De 2006 à 2011, qu’observe-t-on sur le terrain social et scolaire en France ? Pour répondre à cette question, rien de mieux que « L’atlas des risques sociaux d’échec scolaire », réalisé par la Depp, le service des études du ministère, et le Céreq. Un atlas qui descend au niveau des cantons pour décrire l’état social et scolaire de la France. C’est une autre vision des inégalités qui se dessine, celle des territoires. Une conclusion s’impose : sur ce terrain là, le quinquennat Sarkozy montre une aggravation des inégalités.

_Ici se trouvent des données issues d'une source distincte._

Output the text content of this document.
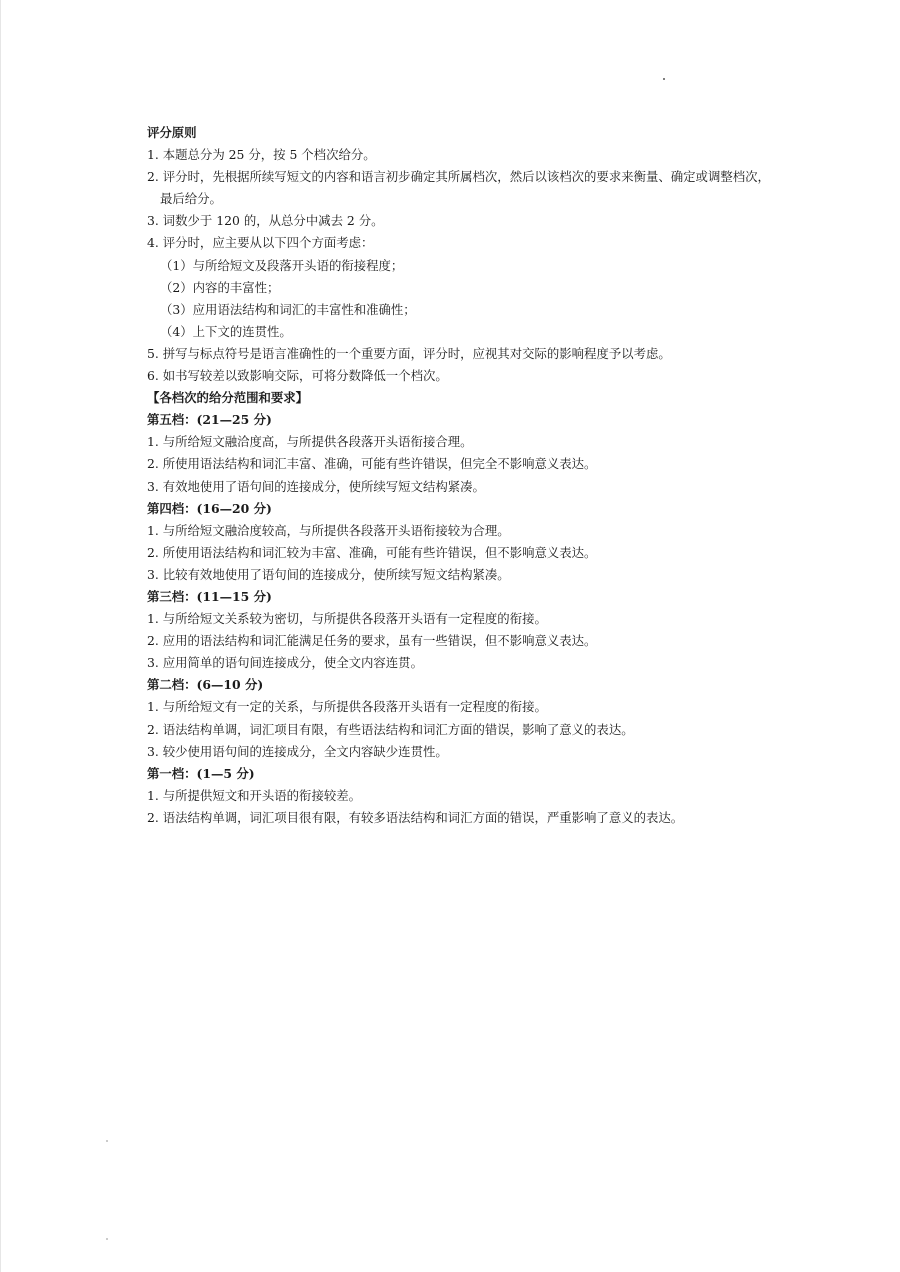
评分原则
1. 本题总分为 25 分，按 5 个档次给分。
2. 评分时，先根据所续写短文的内容和语言初步确定其所属档次，然后以该档次的要求来衡量、确定或调整档次，
最后给分。
3. 词数少于 120 的，从总分中减去 2 分。
4. 评分时，应主要从以下四个方面考虑：
（1）与所给短文及段落开头语的衔接程度；
（2）内容的丰富性；
（3）应用语法结构和词汇的丰富性和准确性；
（4）上下文的连贯性。
5. 拼写与标点符号是语言准确性的一个重要方面，评分时，应视其对交际的影响程度予以考虑。
6. 如书写较差以致影响交际，可将分数降低一个档次。
【各档次的给分范围和要求】
第五档：(21—25 分)
1. 与所给短文融洽度高，与所提供各段落开头语衔接合理。
2. 所使用语法结构和词汇丰富、准确，可能有些许错误，但完全不影响意义表达。
3. 有效地使用了语句间的连接成分，使所续写短文结构紧凑。
第四档：(16—20 分)
1. 与所给短文融洽度较高，与所提供各段落开头语衔接较为合理。
2. 所使用语法结构和词汇较为丰富、准确，可能有些许错误，但不影响意义表达。
3. 比较有效地使用了语句间的连接成分，使所续写短文结构紧凑。
第三档：(11—15 分)
1. 与所给短文关系较为密切，与所提供各段落开头语有一定程度的衔接。
2. 应用的语法结构和词汇能满足任务的要求，虽有一些错误，但不影响意义表达。
3. 应用简单的语句间连接成分，使全文内容连贯。
第二档：(6—10 分)
1. 与所给短文有一定的关系，与所提供各段落开头语有一定程度的衔接。
2. 语法结构单调，词汇项目有限，有些语法结构和词汇方面的错误，影响了意义的表达。
3. 较少使用语句间的连接成分，全文内容缺少连贯性。
第一档：(1—5 分)
1. 与所提供短文和开头语的衔接较差。
2. 语法结构单调，词汇项目很有限，有较多语法结构和词汇方面的错误，严重影响了意义的表达。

Réalisé par Gérard Boudesseul, Patrice Caro, Yvette Grelet, Laure Minassian, Céline Vincet (du Céreq) et Olivier Monso (Depp), cette seconde édition de L’atlas nous amène en 2011. L’édition précédente couvrait l’année 2006. Et on nous promet une troisième édition , avec des données plus récentes, cet hiver.
Travailler sur un atlas des risques d’échec scolaire, et précisément de décrochage, c’est chercher les critères qui permettent de détecter les territoires où le risque est plus grand, voire où il est extrème. L’atlas compile donc des données de natures différentes en les traitant au niveau cantonal (généralement quelques communes). Il se penche sur les revenus, mais aussi sur les emplois en CDI, les familles monoparentales ou nombreuses, le taux de chômage en plus des données scolaires.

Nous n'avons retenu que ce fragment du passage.